11. The audio device of claim 9 in which the frame assembler omits high order bits of the audio data from the variable length digital audio data frame when all such high order bits are identical over a transaction time.

12. The audio device of claim 9 in which the second audio data set is estimated by applying a polynomial fitting over the audio data in the first audio data set.

13. A data and power sending device for transmitting digital audio data on a signal transmission line and for providing power to a receiver of the digital audio data, comprising:

an audio sampler structure to sample an audio source;

a frame assembler coupled to the audio sampler and structured to construct a variable length digital audio data frame, the length of which is determined by a sample rate of the audio sampler,

an interface driver structured to receive the variable length digital audio data frame from the frame assembler and transmit the frame on the signal transmission line in the form of electrical pulses to the receiver of the digital audio a power transmission line coupled to the receiver of the digital audio, and an audio data compressor structured to: divide the audio data into a plurality of audio data sets, encode a first of the audio data sets into the digital audio data frame, estimate a second of the audio data sets based on the first audio data set, and encode a difference between the second audio data set and the estimate into the digital audio frame.

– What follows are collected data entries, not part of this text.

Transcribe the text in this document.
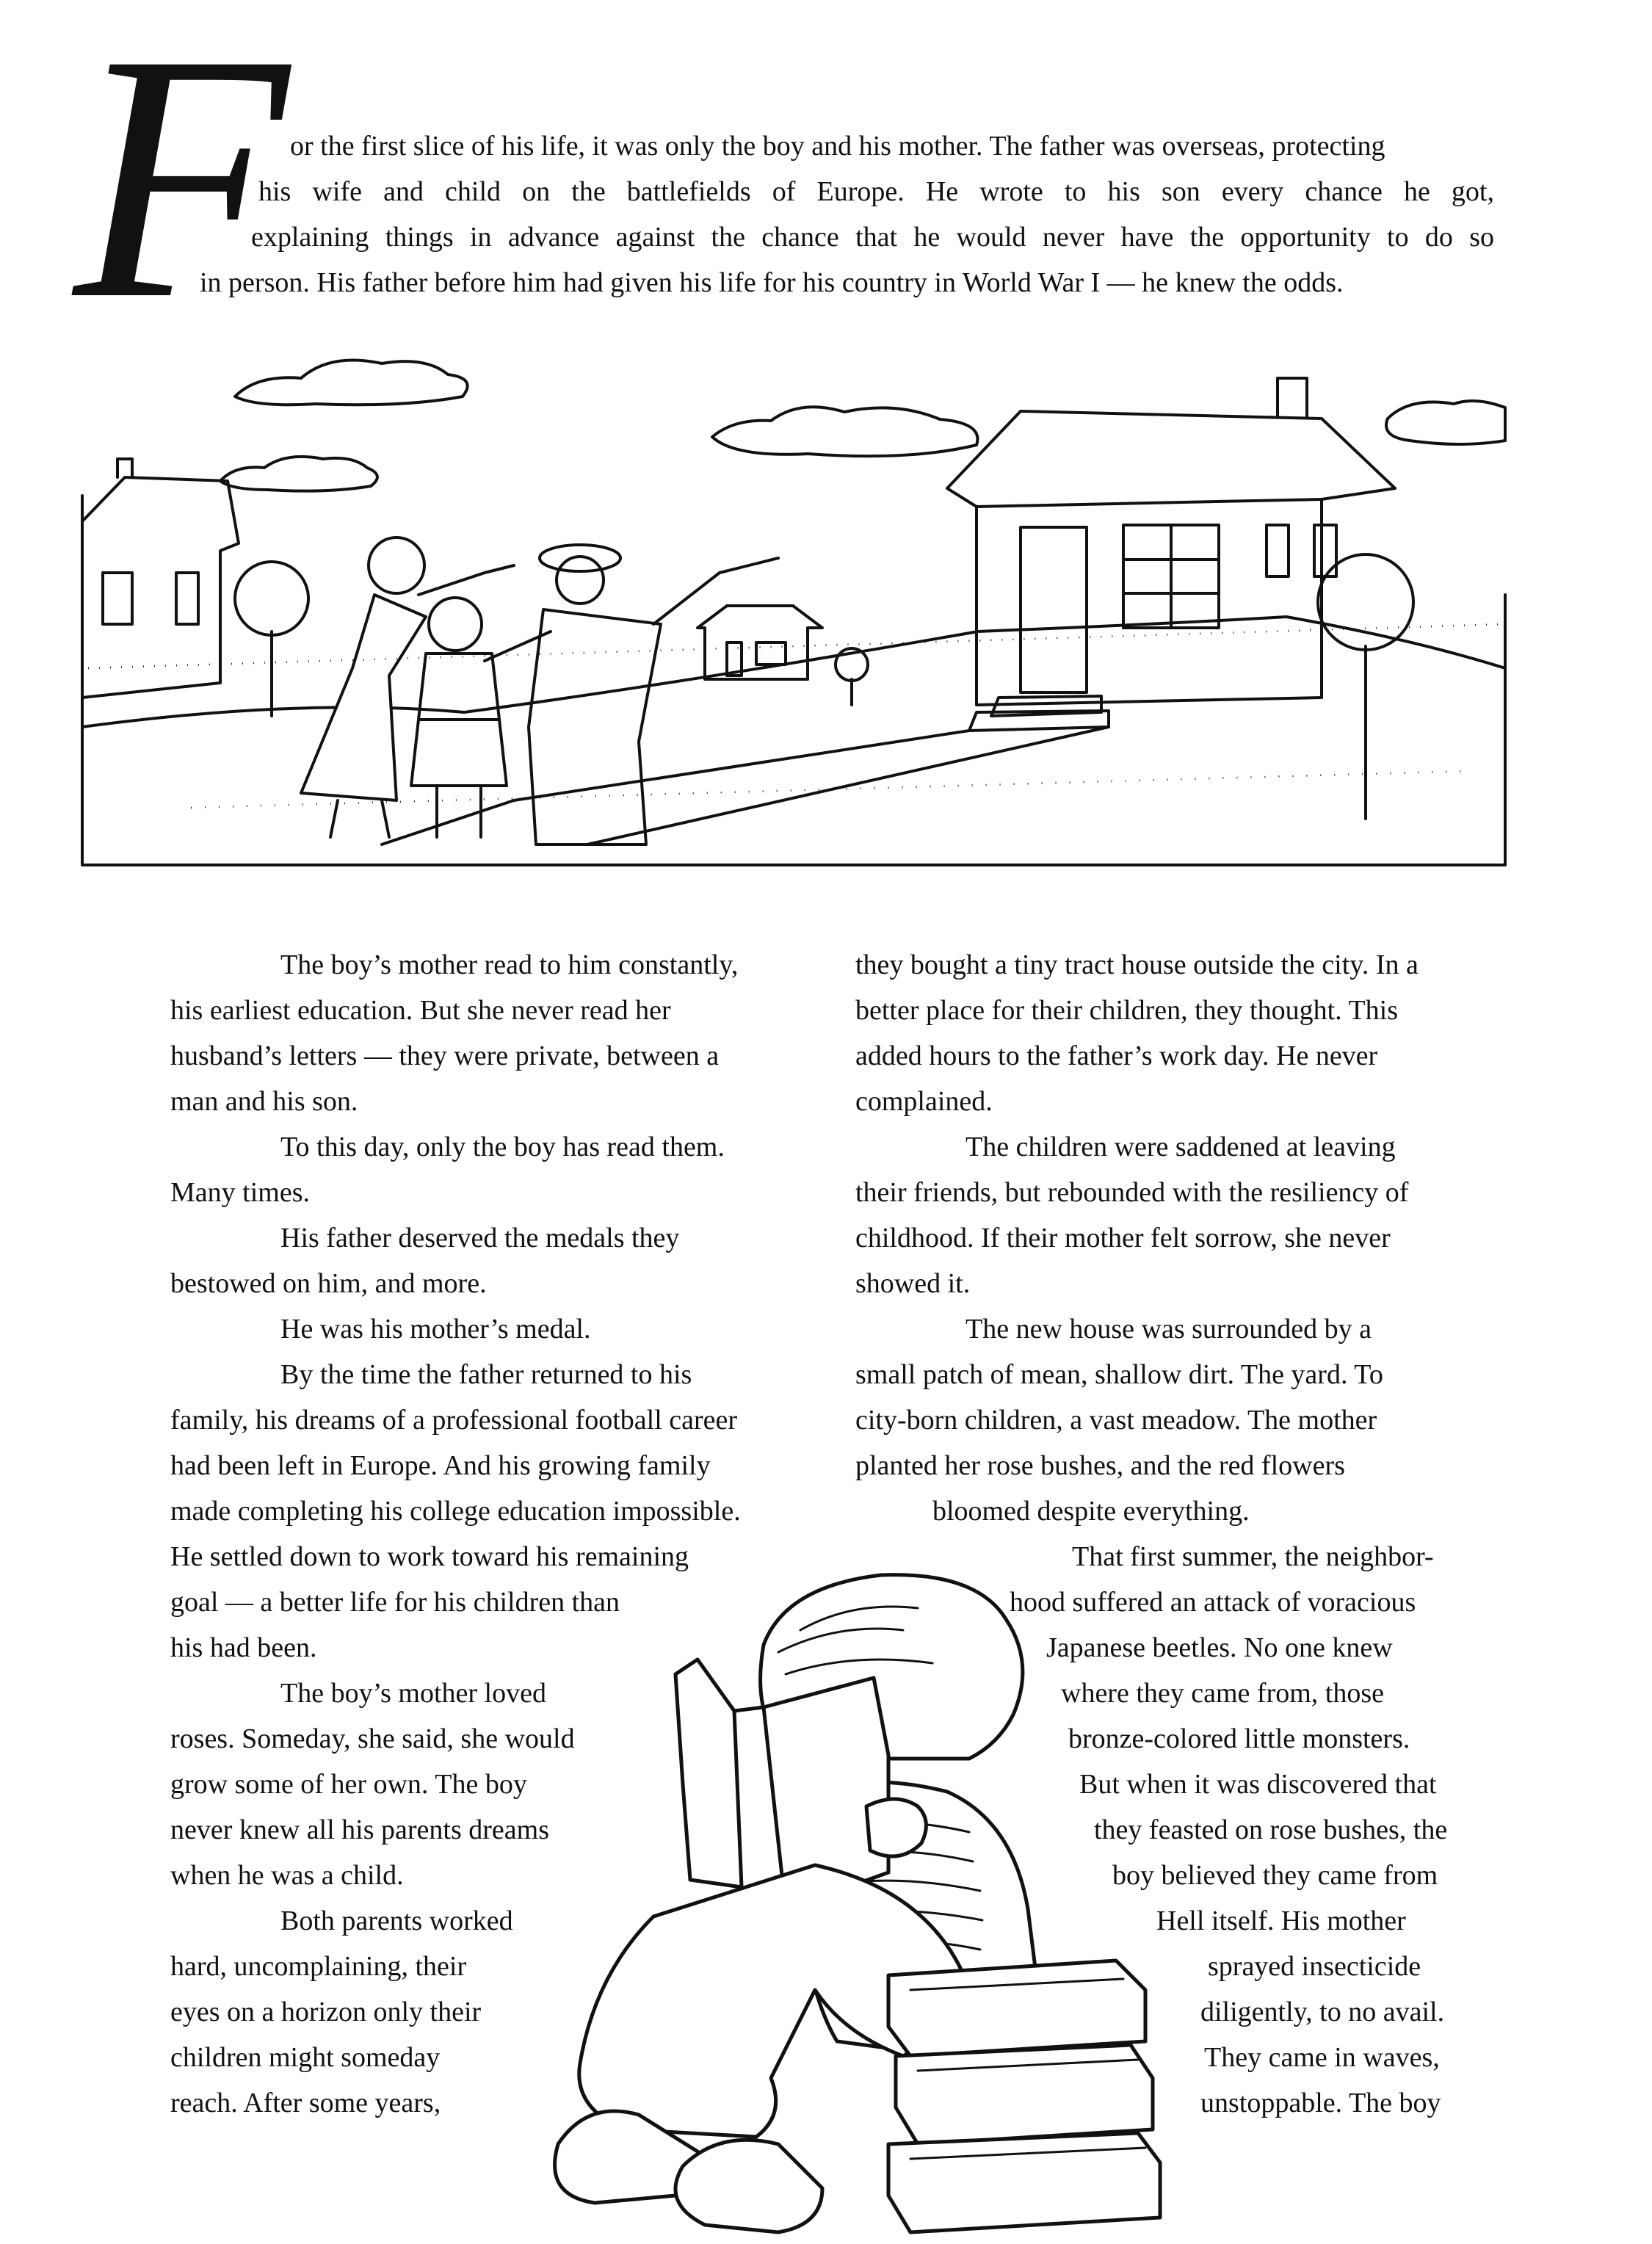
F or the first slice of his life, it was only the boy and his mother. The father was overseas, protecting
his wife and child on the battlefields of Europe. He wrote to his son every chance he got,
explaining things in advance against the chance that he would never have the opportunity to do so
in person. His father before him had given his life for his country in World War I — he knew the odds.
The boy’s mother read to him constantly,
his earliest education. But she never read her
husband’s letters — they were private, between a
man and his son.
To this day, only the boy has read them.
Many times.
His father deserved the medals they
bestowed on him, and more.
He was his mother’s medal.
By the time the father returned to his
family, his dreams of a professional football career
had been left in Europe. And his growing family
made completing his college education impossible.
He settled down to work toward his remaining
goal — a better life for his children than
his had been.
The boy’s mother loved
roses. Someday, she said, she would
grow some of her own. The boy
never knew all his parents dreams
when he was a child.
Both parents worked
hard, uncomplaining, their
eyes on a horizon only their
children might someday
reach. After some years,
they bought a tiny tract house outside the city. In a
better place for their children, they thought. This
added hours to the father’s work day. He never
complained.
The children were saddened at leaving
their friends, but rebounded with the resiliency of
childhood. If their mother felt sorrow, she never
showed it.
The new house was surrounded by a
small patch of mean, shallow dirt. The yard. To
city-born children, a vast meadow. The mother
planted her rose bushes, and the red flowers
bloomed despite everything.
That first summer, the neighbor-
hood suffered an attack of voracious
Japanese beetles. No one knew
where they came from, those
bronze-colored little monsters.
But when it was discovered that
they feasted on rose bushes, the
boy believed they came from
Hell itself. His mother
sprayed insecticide
diligently, to no avail.
They came in waves,
unstoppable. The boy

14. The data and power sending device of claim 13, in which the second audio data set is estimated by applying a polynomial fitting over the audio data in the first audio data set.

15. A data communication device for sending digital audio data and receiving digital data line comprising:

an audio data detector structured to inspect audio data to be transmitted on the signal transmission line;

a frame assembler coupled to the audio data detector and structured to construct a variable length digital audio data frame, the length of which is determined by the content of the audio data inspected by the audio data detector, in which high order bits in the audio data are omitted from the variable length digital audio data frame when all high order bits are identical over a transaction time; and

an interface driver configured to: receive the variable length digital audio data frame from the frame assembler; transmit the frame on the signal transmission line in the form of electrical pulses to an audio playing device; and receive digital data via a second signal transmission line from the receiver of the digital audio.

16. The data communication device according to claim 15 further comprising a silence detector coupled to the audio data detector and structured to compare the audio data to a silence threshold to support omission of identical high order bits by the frame assembler.

17. The data communication device of claim 15 in which the signal transmission line comprises a pair of electrically conductive lines and in which the interface driver is structured to transmit the variable length digital audio data frame data on the pair of electrically conductive lines as a differential signal.